Published 07 Feb, 2011 09:50pm

Cheap oil unlikely

THERE is an extraordinary disconnect between what the experts write about oil prices, and what is likely to happen out in the real world. The pundits inhabit an economist’s perfect dream-world, where oil prices respond to changes in supply and demand that are driven mainly by production costs and economic conditions. In the real world, it’s a lot more complex.

The question of price is back on the table, because oil just broke through the $100-per-barrel level for the second time in history. (The first time was July, 2008, when it briefly reached $147 per barrel before falling back to a low of $33 the following December.) But the experts have concluded that this time, cheap oil is never coming back.

A typical offering was a document published by the oil industry giant BP a couple of weeks ago. BP Energy Outlook 2030 forecast that fossil fuels — oil, gas and coal — will still account for 80 per cent of primary energy worldwide in 2030. Moreover, total world energy consumption will grow very fast. Demand in the developed countries will not grow by much, if at all, in the next 20 years, but it will rise by almost two-thirds in the larger economies of the developing world, notably China’s and India’s.

If 80 per cent of the energy mix is still fossil fuels in twenty years’ time, then the amount that the world burns will have to rise, too. Oil currently accounts for 35 per cent of primary energy in the world, and if that ratio persists then the we’re going to need a lot more of the stuff. That means the price will go up and stay up.

Finding new oil will get more expensive, for the cheap, ‘sweet’ oil in easy-to-reach places was developed first. Most of the new oil will be found under the sea, or in the Arctic, or trapped in tar sands in Canada and Venezuela, or it will be ‘sour’ oil with a high sulphur content. The price per barrel has to be high to make it worthwhile to develop those resources — but it will stay high, because the demand for oil is going to rise so steeply.

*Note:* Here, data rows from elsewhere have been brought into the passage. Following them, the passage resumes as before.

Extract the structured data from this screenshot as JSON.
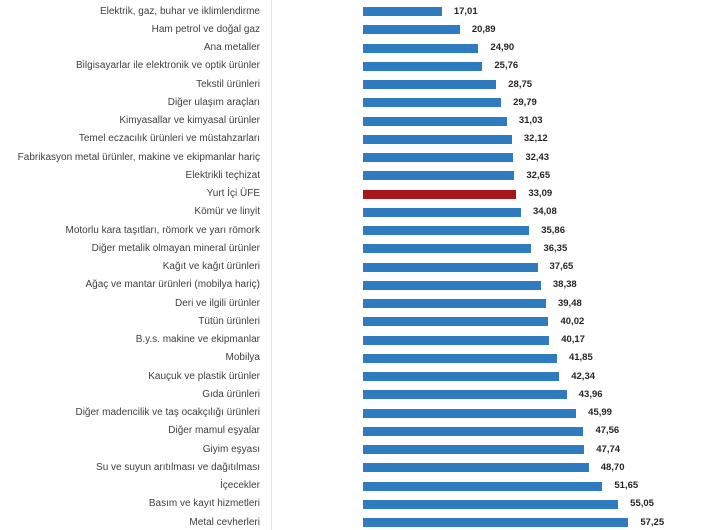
{
  "chart_data": {
    "type": "bar",
    "orientation": "horizontal",
    "title": "",
    "xlabel": "",
    "ylabel": "",
    "xlim": [
      0,
      60
    ],
    "grid": false,
    "colors": {
      "default": "#2e7bbf",
      "highlight": "#a8161c"
    },
    "highlight_category": "Yurt İçi ÜFE",
    "categories": [
      "Elektrik, gaz, buhar ve iklimlendirme",
      "Ham petrol ve doğal gaz",
      "Ana metaller",
      "Bilgisayarlar ile elektronik ve optik ürünler",
      "Tekstil ürünleri",
      "Diğer ulaşım araçları",
      "Kimyasallar ve kimyasal ürünler",
      "Temel eczacılık ürünleri ve müstahzarları",
      "Fabrikasyon metal ürünler, makine ve ekipmanlar hariç",
      "Elektrikli teçhizat",
      "Yurt İçi ÜFE",
      "Kömür ve linyit",
      "Motorlu kara taşıtları, römork ve yarı römork",
      "Diğer metalik olmayan mineral ürünler",
      "Kağıt ve kağıt ürünleri",
      "Ağaç ve mantar ürünleri (mobilya hariç)",
      "Deri ve ilgili ürünler",
      "Tütün ürünleri",
      "B.y.s. makine ve ekipmanlar",
      "Mobilya",
      "Kauçuk ve plastik ürünler",
      "Gıda ürünleri",
      "Diğer madencilik ve taş ocakçılığı ürünleri",
      "Diğer mamul eşyalar",
      "Giyim eşyası",
      "Su ve suyun arıtılması ve dağıtılması",
      "İçecekler",
      "Basım ve kayıt hizmetleri",
      "Metal cevherleri"
    ],
    "values": [
      17.01,
      20.89,
      24.9,
      25.76,
      28.75,
      29.79,
      31.03,
      32.12,
      32.43,
      32.65,
      33.09,
      34.08,
      35.86,
      36.35,
      37.65,
      38.38,
      39.48,
      40.02,
      40.17,
      41.85,
      42.34,
      43.96,
      45.99,
      47.56,
      47.74,
      48.7,
      51.65,
      55.05,
      57.25
    ],
    "value_labels": [
      "17,01",
      "20,89",
      "24,90",
      "25,76",
      "28,75",
      "29,79",
      "31,03",
      "32,12",
      "32,43",
      "32,65",
      "33,09",
      "34,08",
      "35,86",
      "36,35",
      "37,65",
      "38,38",
      "39,48",
      "40,02",
      "40,17",
      "41,85",
      "42,34",
      "43,96",
      "45,99",
      "47,56",
      "47,74",
      "48,70",
      "51,65",
      "55,05",
      "57,25"
    ]
  }
}
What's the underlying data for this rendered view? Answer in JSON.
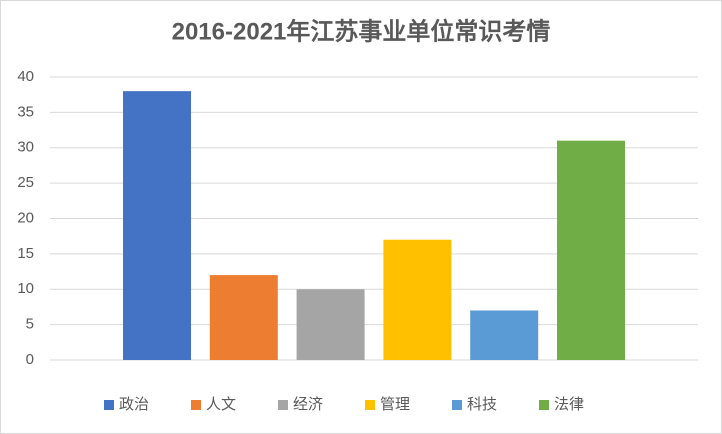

Or so it says in BP Energy Outlook 2030. Well, you didn’t expect an oil company to publish a report saying that demand for its product is going to dwindle and prices are going to fall, did you? But BP’s analysis leaves out politics, technology and even fashion.

The politics first. One major implication of a rising demand for oil is that the importance of Middle Eastern oil will grow, for this is the one place where relatively modest investments can increase production rapidly. However, the Middle East is unpredictable politically, and getting more so by the moment. The consumers hate uncertainty, and this gives them a strong incentive to move to alternative sources of energy.

Concerns about global warming are pushing them in the same direction. The key to stopping the warming is to cut the amount of fossil fuels we are burning, and ultimately to stop using them entirely.

Government programmes to do that already exist in most countries, and even in the United States, where Congress blocks direct action, the Obama administration has used the Environmental Protection Agency to raise the fuel efficiency standard for American-built vehicles to 35.5 miles per gallon by 2016. (The current average is 25 mpg.) That alone will result in a 29 per cent cut in American oil usage.